Crypto news

18.06.2026
11:26

Nvidia ENPIRE: AI agents teach robots without human involvement — a new step towards autonomous robotics

Nvidia

A research group combining experts from Nvidia, Carnegie Mellon University, and the University of California, Berkeley, has introduced the ENPIRE framework. This is not just another robotics library—it is a full-fledged ecosystem in which AI agents specializing in code writing take over the process of improving control policies for real robots. The system operates in a closed loop: the robot performs a task, the environment automatically evaluates the result and returns to its initial state, and the agent analyzes errors, rewrites code, and launches a new series of trials.

How ENPIRE is structured: four automation modules

In traditional robotics, training on real hardware is expensive and slow. Each failed attempt requires manual scene reset, result verification, and algorithm adjustment. ENPIRE brings the AutoResearch concept, already tested by Nvidia in digital simulations, into the physical world. The framework consists of four key modules:

  • Environment — handles automatic scene reset, result verification, logging, and safety interfaces.
  • Policy Improvement — launches an iterative process to improve the control policy.
  • Rollout — evaluates the current policy on one or more physical robots.
  • Evolution — allows agents to analyze logs, search for ideas in literature, change training infrastructure, and fix code.

After the initial environment setup, the cycle can proceed without constant human supervision. The agent receives data from video, trajectories, and reward functions, proposes a new hypothesis, modifies the code, tests the result on the robot, and saves changes if they improve the metric.

Automatic verification and reset: the key to scaling

The most important element of ENPIRE is the automation of two operations: result verification and scene reset to its initial state. Without this, training on real hardware quickly runs into the need for constant human involvement. For example, in a cable tie scenario, the evaluation function combined a detector, a segmentation model, and a two-camera check, allowing the agent to receive a success or error signal without manual labeling of each run. Automatic reset, in turn, enables many consecutive attempts, which is critical for effective learning.

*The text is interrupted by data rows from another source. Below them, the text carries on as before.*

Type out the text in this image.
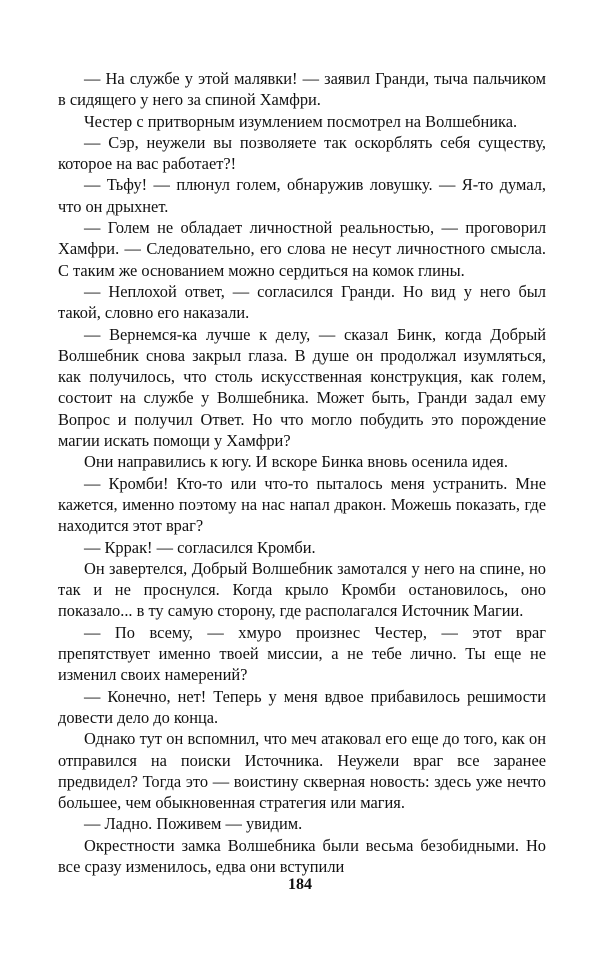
— На службе у этой малявки! — заявил Гранди, тыча пальчиком в сидящего у него за спиной Хамфри.

Честер с притворным изумлением посмотрел на Волшебника.

— Сэр, неужели вы позволяете так оскорблять себя существу, которое на вас работает?!

— Тьфу! — плюнул голем, обнаружив ловушку. — Я-то думал, что он дрыхнет.

— Голем не обладает личностной реальностью, — проговорил Хамфри. — Следовательно, его слова не несут личностного смысла. С таким же основанием можно сердиться на комок глины.

— Неплохой ответ, — согласился Гранди. Но вид у него был такой, словно его наказали.

— Вернемся-ка лучше к делу, — сказал Бинк, когда Добрый Волшебник снова закрыл глаза. В душе он продолжал изумляться, как получилось, что столь искусственная конструкция, как голем, состоит на службе у Волшебника. Может быть, Гранди задал ему Вопрос и получил Ответ. Но что могло побудить это порождение магии искать помощи у Хамфри?

Они направились к югу. И вскоре Бинка вновь осенила идея.

— Кромби! Кто-то или что-то пыталось меня устранить. Мне кажется, именно поэтому на нас напал дракон. Можешь показать, где находится этот враг?

— Кррак! — согласился Кромби.

Он завертелся, Добрый Волшебник замотался у него на спине, но так и не проснулся. Когда крыло Кромби остановилось, оно показало... в ту самую сторону, где располагался Источник Магии.

— По всему, — хмуро произнес Честер, — этот враг препятствует именно твоей миссии, а не тебе лично. Ты еще не изменил своих намерений?

— Конечно, нет! Теперь у меня вдвое прибавилось решимости довести дело до конца.

Однако тут он вспомнил, что меч атаковал его еще до того, как он отправился на поиски Источника. Неужели враг все заранее предвидел? Тогда это — воистину скверная новость: здесь уже нечто большее, чем обыкновенная стратегия или магия.

— Ладно. Поживем — увидим.

Окрестности замка Волшебника были весьма безобидными. Но все сразу изменилось, едва они вступили

184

Experiments on real robots: 99% success rate

In real experiments, the team tested ENPIRE on several manipulation tasks: Push-T (pushing a T-shaped object into a target zone), Pin Insertion (inserting pins into 4mm diameter holes), GPU installation, and cable tie operations. The project page states that the system successfully completed the task in 99% of cases when the agent was given up to eight attempts, accounting for previous errors. This metric reflects the system's ability to recover from failures, not the accuracy of a single isolated attempt.

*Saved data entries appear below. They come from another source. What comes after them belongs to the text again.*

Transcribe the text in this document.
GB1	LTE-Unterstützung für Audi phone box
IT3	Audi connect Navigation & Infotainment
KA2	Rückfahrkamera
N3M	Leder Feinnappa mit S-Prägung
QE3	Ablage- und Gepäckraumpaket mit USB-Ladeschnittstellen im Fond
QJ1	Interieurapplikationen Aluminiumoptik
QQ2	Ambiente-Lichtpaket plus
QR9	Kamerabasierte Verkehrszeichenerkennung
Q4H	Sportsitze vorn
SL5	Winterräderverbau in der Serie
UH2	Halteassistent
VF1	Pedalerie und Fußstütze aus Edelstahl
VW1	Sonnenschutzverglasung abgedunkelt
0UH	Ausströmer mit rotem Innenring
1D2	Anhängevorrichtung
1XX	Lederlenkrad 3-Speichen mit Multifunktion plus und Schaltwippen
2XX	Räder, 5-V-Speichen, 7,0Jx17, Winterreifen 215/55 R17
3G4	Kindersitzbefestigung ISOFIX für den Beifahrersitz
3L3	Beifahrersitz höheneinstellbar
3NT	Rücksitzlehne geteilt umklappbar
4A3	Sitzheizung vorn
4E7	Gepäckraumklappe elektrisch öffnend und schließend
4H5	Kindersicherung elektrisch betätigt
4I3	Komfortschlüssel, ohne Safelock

For programming agents, Codex on GPT-5.5, Claude Code on Opus 4.7, and Kimi Code on Kimi K2.6 were compared. Evaluation was conducted in the AutoEnvBench benchmark on Push-T and Pin Insertion tasks. Additionally, ENPIRE was tested in RoboCasa, a simulator of household tasks, where it outperformed Nvidia's GR00T and CaP-X.

Eight robots: scaling accelerates learning

A separate section of the work focuses on scaling to a robot fleet. Nvidia conducted an experiment on eight stations, each with two manipulators. The stations shared results via Git: a successful idea or code change could quickly spread among agents. Moving from one robot to eight reduced the time to master Push-T from approximately five hours to about two hours, and for Pin Insertion from over 90 minutes to around 40 minutes.

Limitations and a look to the future

The authors emphasize that scaling does not solve all problems. When agents read logs, write code, or wait for a response from the base language model, robots and computing resources are not fully utilized. As the number of robots increases, GPU activity rises, but the average utilization of the robots themselves decreases. Token consumption also grows. Importantly, ENPIRE has so far been demonstrated on a limited set of manipulation tasks. This does not mean that robots can already independently acquire arbitrary physical skills in an open environment without engineering preparation.

Expert commentary: ENPIRE is an important step toward autonomous robotics, but it shows that the "bottleneck" is becoming less about physics and more about computing resources and AI agent coordination. We are on the threshold of an era where robots can learn from each other, but the price of this learning is an exponential increase in token consumption and GPU power. Investors should take a closer look at companies offering solutions to optimize these processes.